Microscope shot of RDNA3
 This is an MCD interface. It contains 50 threads that are part of the hundreds that make up the GCD and MCD interfaces. We call it a fillet, and it provides the Infinity Fabric interface. From a logical perspective, it looks like a single wire, but it actually pumps bits in a quad fashion to provide routing here at the receiver end.
Fanout Routing
 Learn about fan-out routing, a packaging technology used in many smartphones. This technology provides a rigid base on which to mount chiplets and allows for much finer line spacing than is possible with organic packages. However, it is not as thin as silicon and is therefore less expensive to manufacture.
Increasing the Die Area
 It’s been a pleasure chatting with you about some of the graphics innovations we’ve made recently. As I mentioned, one area we are really focusing on is reducing the size of our GPUs. We knew that the number of wires was too high in traditional graphics chipsets and realized that there was a clear boundary between infinite cache and downsizing our GPUs. We knew that the wire count was too high on traditional graphics chipsets, and we noticed that there was a clean boundary between infinite cache and output.
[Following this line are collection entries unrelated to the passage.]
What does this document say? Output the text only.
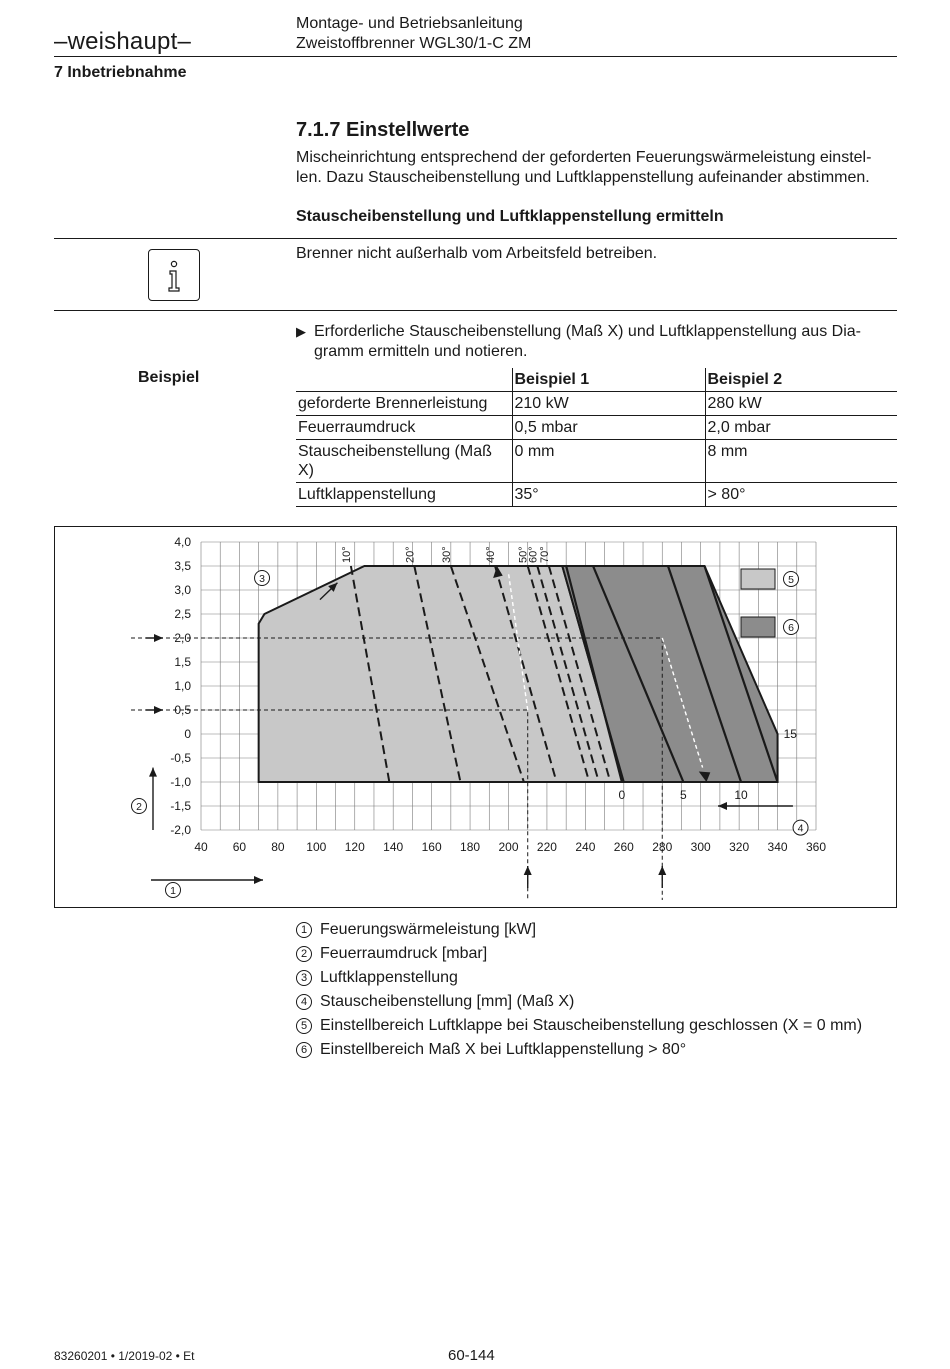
–weishaupt–
Montage- und Betriebsanleitung
Zweistoffbrenner WGL30/1-C ZM
7 Inbetriebnahme
7.1.7 Einstellwerte
Mischeinrichtung entsprechend der geforderten Feuerungswärmeleistung einstel-len. Dazu Stauscheibenstellung und Luftklappenstellung aufeinander abstimmen.
Stauscheibenstellung und Luftklappenstellung ermitteln
Brenner nicht außerhalb vom Arbeitsfeld betreiben.
▶ Erforderliche Stauscheibenstellung (Maß X) und Luftklappenstellung aus Dia-gramm ermitteln und notieren.
Beispiel
		Beispiel 1	Beispiel 2
geforderte Brennerleistung	210 kW	280 kW
Feuerraumdruck	0,5 mbar	2,0 mbar
Stauscheibenstellung (Maß X)	0 mm	8 mm
Luftklappenstellung	35°	> 80°
10°	20° 30°	40° 50°
60° 70°
0	5	10
15
4,0
3,5
3,0
2,5
2,0
1,5
1,0
0,5
0
-0,5
-1,0
-1,5
-2,0
40 60 80 100 120 140 160 180 200 220 240 260 280 300 320 340 360
1
2
3
4
5
6
1 Feuerungswärmeleistung [kW]
2 Feuerraumdruck [mbar]
3 Luftklappenstellung
4 Stauscheibenstellung [mm] (Maß X)
5 Einstellbereich Luftklappe bei Stauscheibenstellung geschlossen (X = 0 mm)
6 Einstellbereich Maß X bei Luftklappenstellung > 80°
83260201 • 1/2019-02 • Et	60-144
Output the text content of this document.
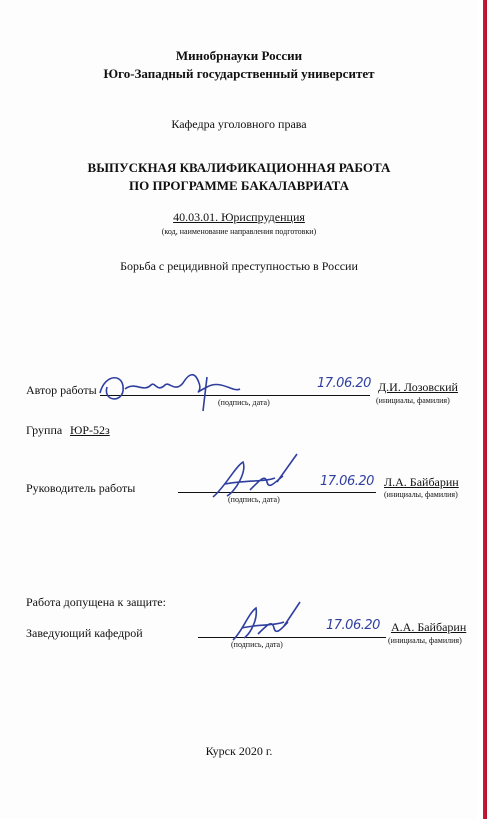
Минобрнауки России
Юго-Западный государственный университет
Кафедра уголовного права
ВЫПУСКНАЯ КВАЛИФИКАЦИОННАЯ РАБОТА
ПО ПРОГРАММЕ БАКАЛАВРИАТА
40.03.01. Юриспруденция
(код, наименование направления подготовки)
Борьба с рецидивной преступностью в России
Автор работы	17.06.20 Д.И. Лозовский
(подпись, дата)	(инициалы, фамилия)
Группа ЮР-52з
Руководитель работы	17.06.20 Л.А. Байбарин
(подпись, дата)
(инициалы, фамилия)
Работа допущена к защите:
Заведующий кафедрой	17.06.20 А.А. Байбарин
(подпись, дата)	(инициалы, фамилия)
Курск 2020 г.
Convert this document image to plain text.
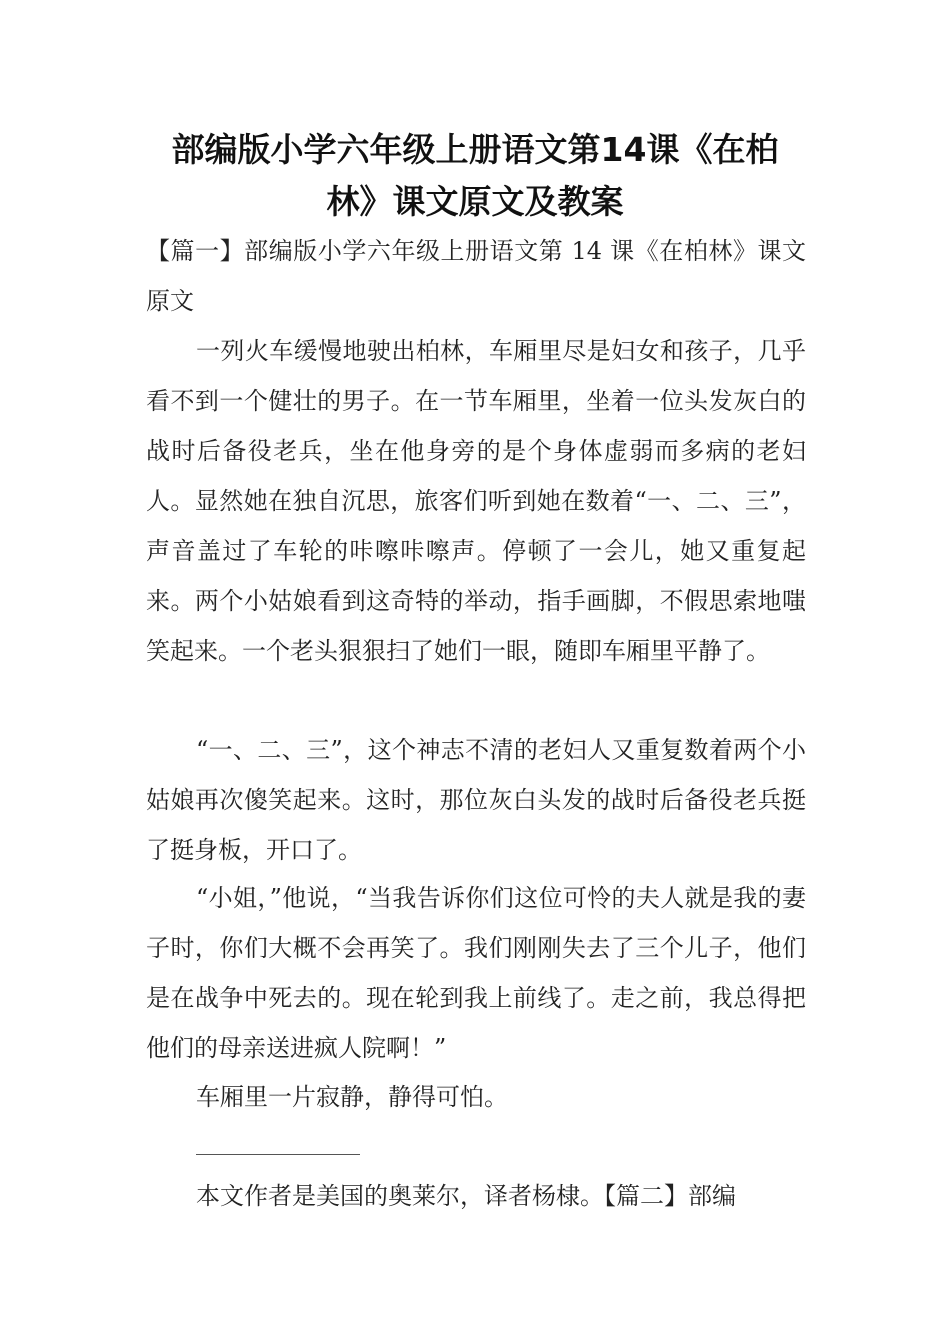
部编版小学六年级上册语文第14课《在柏
林》课文原文及教案

【篇一】部编版小学六年级上册语文第 14 课《在柏林》课文原文

一列火车缓慢地驶出柏林，车厢里尽是妇女和孩子，几乎看不到一个健壮的男子。在一节车厢里，坐着一位头发灰白的战时后备役老兵，坐在他身旁的是个身体虚弱而多病的老妇人。显然她在独自沉思，旅客们听到她在数着“一、二、三”，声音盖过了车轮的咔嚓咔嚓声。停顿了一会儿，她又重复起来。两个小姑娘看到这奇特的举动，指手画脚，不假思索地嗤笑起来。一个老头狠狠扫了她们一眼，随即车厢里平静了。

“一、二、三”，这个神志不清的老妇人又重复数着两个小姑娘再次傻笑起来。这时，那位灰白头发的战时后备役老兵挺了挺身板，开口了。

“小姐，”他说，“当我告诉你们这位可怜的夫人就是我的妻子时，你们大概不会再笑了。我们刚刚失去了三个儿子，他们是在战争中死去的。现在轮到我上前线了。走之前，我总得把他们的母亲送进疯人院啊！”

车厢里一片寂静，静得可怕。

本文作者是美国的奥莱尔，译者杨棣。【篇二】部编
Porting the proper GDDR6 interfaces to new technologies like N6 (TSMC’s 6nm) saved us a lot of time and money. In addition, this allowed us to split the array functions into their own separate small arrays, which, as you can see from the results, increased our number of compute units by 20%. We added new functions and, at the same time, reduced the size from 520 mm to 300 mm. I think this is a great achievement, and we are looking forward to seeing where this technology takes us in the future.